Pro Perspectives 12/16/19

December 13, 2019

On Friday we talked about the outlook for commodities, as the spot that should be among the biggest beneficiaries in the economic environment over the next twelve months. 

Let’s look again at this long-term chart of the broad commodities index (the CRB Index)…

 

Now, the length of the economic expansion is often discussed in the media.  It’s the longest on record.  And with that, the Wall Street crowd has found it very difficult to get too optimistic on the outlook for stocks and the economy. 

But let’s think about this chart above:  Is this what commodities should do in the longest economic expansion on record?

You could say the same about inflation, which has been pronounced dead in headlines and magazine covers.  The two (inflation and commodities prices) go hand-in-hand.

What if this chart on commodities (and persistently low inflation) tells us that the decade that followed the financial crisis was indeed a depression, and central banks were only able to manufacture enough economic activity to buffer the pain (not a real economic expansion)?

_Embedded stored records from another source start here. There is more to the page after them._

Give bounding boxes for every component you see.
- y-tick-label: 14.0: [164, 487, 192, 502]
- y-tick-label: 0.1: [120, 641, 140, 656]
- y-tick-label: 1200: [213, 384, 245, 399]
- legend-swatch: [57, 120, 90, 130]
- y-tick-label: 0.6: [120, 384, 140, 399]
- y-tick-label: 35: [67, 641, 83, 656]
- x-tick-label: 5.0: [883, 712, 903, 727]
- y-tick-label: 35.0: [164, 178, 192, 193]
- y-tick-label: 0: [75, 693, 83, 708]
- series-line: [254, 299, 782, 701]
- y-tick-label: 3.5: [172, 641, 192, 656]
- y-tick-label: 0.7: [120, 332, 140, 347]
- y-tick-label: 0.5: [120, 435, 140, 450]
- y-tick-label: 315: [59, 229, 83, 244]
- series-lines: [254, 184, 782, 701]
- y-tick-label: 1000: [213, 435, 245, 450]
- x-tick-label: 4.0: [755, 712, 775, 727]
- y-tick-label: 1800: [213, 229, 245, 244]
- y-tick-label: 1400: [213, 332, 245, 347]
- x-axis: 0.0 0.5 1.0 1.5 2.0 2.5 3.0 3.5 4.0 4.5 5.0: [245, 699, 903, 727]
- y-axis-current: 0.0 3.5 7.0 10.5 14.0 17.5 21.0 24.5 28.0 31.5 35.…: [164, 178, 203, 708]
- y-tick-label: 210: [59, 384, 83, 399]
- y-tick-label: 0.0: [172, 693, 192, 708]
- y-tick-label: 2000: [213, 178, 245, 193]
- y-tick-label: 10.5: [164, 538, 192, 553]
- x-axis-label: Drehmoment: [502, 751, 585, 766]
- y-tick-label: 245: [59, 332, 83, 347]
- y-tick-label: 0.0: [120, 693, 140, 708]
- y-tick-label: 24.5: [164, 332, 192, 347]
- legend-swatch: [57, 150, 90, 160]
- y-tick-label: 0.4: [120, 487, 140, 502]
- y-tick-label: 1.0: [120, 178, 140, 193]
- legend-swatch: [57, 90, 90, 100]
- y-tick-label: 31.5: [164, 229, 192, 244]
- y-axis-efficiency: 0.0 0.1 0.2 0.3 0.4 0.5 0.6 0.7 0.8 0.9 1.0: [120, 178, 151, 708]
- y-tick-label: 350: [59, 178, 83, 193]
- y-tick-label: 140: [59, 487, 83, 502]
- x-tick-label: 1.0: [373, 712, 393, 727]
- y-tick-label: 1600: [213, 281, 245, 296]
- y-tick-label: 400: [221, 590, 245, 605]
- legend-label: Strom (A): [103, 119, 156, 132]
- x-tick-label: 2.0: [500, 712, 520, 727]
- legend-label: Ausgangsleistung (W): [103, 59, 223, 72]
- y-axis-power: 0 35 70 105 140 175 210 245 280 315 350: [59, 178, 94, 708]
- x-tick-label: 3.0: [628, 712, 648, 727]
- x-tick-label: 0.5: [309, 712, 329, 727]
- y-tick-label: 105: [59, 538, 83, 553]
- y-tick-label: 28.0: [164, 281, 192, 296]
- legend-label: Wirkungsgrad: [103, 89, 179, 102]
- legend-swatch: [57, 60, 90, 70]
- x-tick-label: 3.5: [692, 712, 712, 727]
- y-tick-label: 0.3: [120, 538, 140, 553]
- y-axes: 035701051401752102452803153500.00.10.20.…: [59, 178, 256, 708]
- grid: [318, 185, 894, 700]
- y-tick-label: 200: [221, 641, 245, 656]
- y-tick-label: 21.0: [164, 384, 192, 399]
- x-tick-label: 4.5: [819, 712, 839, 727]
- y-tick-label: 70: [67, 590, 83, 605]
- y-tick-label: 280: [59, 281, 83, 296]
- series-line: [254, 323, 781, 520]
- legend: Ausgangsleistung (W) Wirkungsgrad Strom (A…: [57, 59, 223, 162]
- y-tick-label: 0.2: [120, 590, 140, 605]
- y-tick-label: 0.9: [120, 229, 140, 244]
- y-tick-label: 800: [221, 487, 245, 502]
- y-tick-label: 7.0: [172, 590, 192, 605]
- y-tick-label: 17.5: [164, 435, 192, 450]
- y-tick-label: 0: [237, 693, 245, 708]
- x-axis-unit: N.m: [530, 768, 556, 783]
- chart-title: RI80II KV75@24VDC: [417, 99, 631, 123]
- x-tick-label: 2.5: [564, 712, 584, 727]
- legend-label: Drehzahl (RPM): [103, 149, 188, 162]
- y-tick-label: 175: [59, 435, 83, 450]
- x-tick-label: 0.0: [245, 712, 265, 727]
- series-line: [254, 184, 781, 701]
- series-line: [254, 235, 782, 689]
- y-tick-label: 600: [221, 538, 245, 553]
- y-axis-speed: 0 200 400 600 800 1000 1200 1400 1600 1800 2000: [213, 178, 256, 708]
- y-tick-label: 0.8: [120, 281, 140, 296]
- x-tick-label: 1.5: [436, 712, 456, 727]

And now, instead of at the tail end of one of the longest economic expansions on record, we’re in the early stages of a real expansion, driven by fiscal policies and structural reform that has started in the U.S. and will be implemented abroad (Europe, Japan, China).”

This logic (“early stages”) would align well with the script of the late 90s boom period that we’ve talked about.

Remember, after the Fed flip-flopped on monetary policy from ’94 to ’95, they set off a boom in stocks and the economy.  The stock market tripled into the end of the decade, and the economy grew by 4% annualized for eighteen consecutive quarters.  The CRB index nearly doubled from ’95 through late ’97, before take lower from the effects of the Asian Financial Crisis.